Russian Deserters: EU Country Grants Six Entry
Photo: Pixabay.com
Orda.kz reports, citing the BBC, that this is the first known case in which an EU country has agreed to issue entry documents to the former Russian military personnel.
Six Russian deserters who fled to Kazakhstan have been granted entry into France. By early October, they had reached the country and begun applying for asylum.
After Russia's war against Ukraine began, Kazakhstan, which can be entered with an internal Russian passport, became one destination for many Russians, including political activists.
After mobilization was announced, those who could have been sent to the front set off for Kazakhstan. Among them were those who had already been mobilized and career military personnel.
In Astana, such people receive aid from Artur Alkhastov, a human rights activist and lawyer of the Kazakhstan International Bureau for Human Rights (KIBR).
Alkhastov began to verify Russian deserters who approached him and other human rights activists for help, looking into their stories to ensure that they were not Russian security forces sent into the country and, if they were indeed defecting soldiers, that they had not committed war crimes.
Those suspected of committing war crimes have no chance of getting entry visas to EU countries.

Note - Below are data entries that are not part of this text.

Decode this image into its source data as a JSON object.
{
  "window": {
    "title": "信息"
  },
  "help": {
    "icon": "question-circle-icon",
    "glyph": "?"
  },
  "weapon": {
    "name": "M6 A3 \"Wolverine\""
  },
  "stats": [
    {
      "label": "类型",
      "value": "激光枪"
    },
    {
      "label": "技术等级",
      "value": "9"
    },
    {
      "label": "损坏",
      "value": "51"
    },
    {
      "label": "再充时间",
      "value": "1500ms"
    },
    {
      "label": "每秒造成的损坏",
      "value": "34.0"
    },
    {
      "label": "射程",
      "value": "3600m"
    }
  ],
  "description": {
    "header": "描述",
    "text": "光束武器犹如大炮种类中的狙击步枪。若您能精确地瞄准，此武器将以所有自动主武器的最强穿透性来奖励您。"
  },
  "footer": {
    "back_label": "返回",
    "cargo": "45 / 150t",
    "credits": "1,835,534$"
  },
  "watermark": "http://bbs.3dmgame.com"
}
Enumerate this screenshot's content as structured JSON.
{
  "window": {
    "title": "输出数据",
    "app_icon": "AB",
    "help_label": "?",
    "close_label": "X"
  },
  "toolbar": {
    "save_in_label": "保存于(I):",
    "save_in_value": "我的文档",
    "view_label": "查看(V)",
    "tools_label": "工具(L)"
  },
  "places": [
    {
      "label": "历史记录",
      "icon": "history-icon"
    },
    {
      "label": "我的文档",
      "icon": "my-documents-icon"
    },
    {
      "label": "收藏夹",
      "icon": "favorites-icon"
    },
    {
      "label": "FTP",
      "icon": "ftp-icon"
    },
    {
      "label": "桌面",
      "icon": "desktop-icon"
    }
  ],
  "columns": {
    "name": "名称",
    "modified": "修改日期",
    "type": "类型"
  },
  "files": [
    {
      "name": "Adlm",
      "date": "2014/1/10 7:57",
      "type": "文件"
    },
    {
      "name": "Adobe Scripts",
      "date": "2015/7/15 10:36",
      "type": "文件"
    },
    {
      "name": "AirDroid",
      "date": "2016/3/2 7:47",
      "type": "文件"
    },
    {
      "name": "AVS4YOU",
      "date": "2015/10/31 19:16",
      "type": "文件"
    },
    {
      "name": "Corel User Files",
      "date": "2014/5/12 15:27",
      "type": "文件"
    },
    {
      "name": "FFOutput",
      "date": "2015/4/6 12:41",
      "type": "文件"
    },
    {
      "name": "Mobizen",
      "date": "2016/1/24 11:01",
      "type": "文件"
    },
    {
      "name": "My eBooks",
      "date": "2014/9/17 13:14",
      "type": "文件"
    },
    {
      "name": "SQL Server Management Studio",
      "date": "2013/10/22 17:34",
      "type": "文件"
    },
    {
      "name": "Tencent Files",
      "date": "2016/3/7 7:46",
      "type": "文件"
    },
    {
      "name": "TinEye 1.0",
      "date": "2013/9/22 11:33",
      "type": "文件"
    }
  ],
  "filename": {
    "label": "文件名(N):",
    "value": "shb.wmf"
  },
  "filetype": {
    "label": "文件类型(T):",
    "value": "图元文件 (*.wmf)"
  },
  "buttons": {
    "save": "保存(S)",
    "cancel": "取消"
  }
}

After the war began, some European countries, such as Germany and France, began issuing humanitarian visas to Russians with anti-war stances facing persecution at home. Russian deserters cannot receive such visas, however.
Deserters in Europe usually arrived illegally or with existing travel documents.
For over a year now, human rights activists from different countries have been trying to reach an agreement with European authorities to start issuing entry documents to deserters with an anti-war position who are not suspected of war crimes. In Germany, InTransit engages in this, and in France, the human rights association Russie-Libertés.
Russie-Libertés President Olga Prokopyeva calls deserters abandoned. She says human rights activists have been trying to develop a system to help those who are most at risk in CSTO countries and not suspected of committing war crimes in Ukraine.
In 2023, France's National Court of Asylum ruled that deserters from the Russian army and Russians who fled mobilization could receive refugee status.
As AFP reported in June 2024, the court has since granted such status to 102 Russians who fled mobilization, but there were no deserters among them. Asylum can only be applied for in France, and deserters cannot get there without international passports.
Attempts by human rights activists to negotiate with European authorities on visas for Russian deserters remained unsuccessful until last spring.
Gradually, the number of deserting Russian soldiers in Kazakhstan increased. Last summer, deserters from the Russian army decided to launch the "Farewell to Arms" project to show other Russian soldiers that they had an alternative.
In Kazakhstan, the "Farewell to Arms" members were at risk of detention and deportation to Russia. Criminal cases have been opened against them in their homeland.
In May of this year, it became known that six participants of "A Farewell to Arms" had been approved for European entry documents.
Of course, these are not all deserters in Kazakhstan, but this is the first such big case - six people at once. We started fighting for this back in 2022, and now, finally, there have been some, albeit partial, successes,
says Alkhastov.
Human rights activists knew of only one case before this. After the start of the war, a Russian deserter was able to obtain a European visa in Kazakhstan and leave the country.
Of the six people approved for entry this spring, only one had been to Ukraine; the rest were career officers, and two had been mobilized, Alkhastov says.
The six cases are the first small successes for human rights activists who work with European authorities on the issue of deserters, says Prokopyeva of Russie-Libertés.
She believes these cases are exceptional, emphasizing the clearly expressed, consistent position of the deserters as an essential component, not the desertion itself.